Его товарищи обменялись многозначительными взглядами, потом все, как по команде, устремили глаза вдаль. Никто не вымолвил ни слова. То была минута безмолвной солидарности.
— Так ты говоришь, что хотел бы нас представить? — начал после долгой паузы Антек. — Правда, мы уже собирались домой, по…
— Но если тебе это так важно… — любезным тоном вставил Збоинский.

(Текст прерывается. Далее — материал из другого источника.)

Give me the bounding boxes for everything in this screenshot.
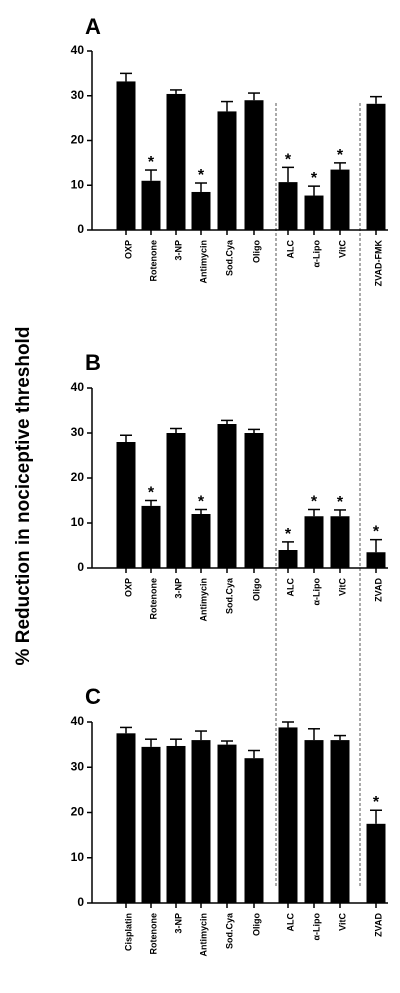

— И, собственно, еще не так поздно, — сочным, грудным голосом заметил Шрам.
— А эти твои… знакомые тебя там дожидаются? — благосклонно осведомился Свенцкий, беря Тараса под руку.
Держа друг друга за пиджаки и выставив локти, они гуськом стали пробираться к танцевальной площадке.
Только на лестнице Агнешка почувствовала, как она устала. Она облокотилась на перила и подумала: «Многовато для одного дня!» Лестница была едва освещена, из квартир не доносился ни один звук. Вероятно, большинство жильцов не вернулось еще с гулянья.
Теперь нужно подняться на четвертый этаж, отпереть дверь, зажечь свет в пустой передней. Никто ее не окликнет: Синевичи придут с вечеринки не раньше, чем через час, в квартире одна лишь старушка, которая давно уже спит. Только Мак вылезет из-под дивана и завиляет хвостом.
Агнешка стала медленно подниматься по лестнице, держась за перила и останавливаясь чуть не на каждой ступеньке. Ее измучил не этот день, целиком проведенный на улице, а то разочарование, что он принес с собой. Шофер, довезя ее до самого дома, спросил, не хочет ли она прокатиться по дороге в сторону Белян. Она поблагодарила и отказалась: — Не могу, меня ждут дома.
— Ну, ничего не поделаешь! — отозвался шофер.
— Неправда, никто ее не ждет! Эта мелкая ложь переполнила чашу унижений. Вот так первомайский день, день заслуженного веселья и отдыха!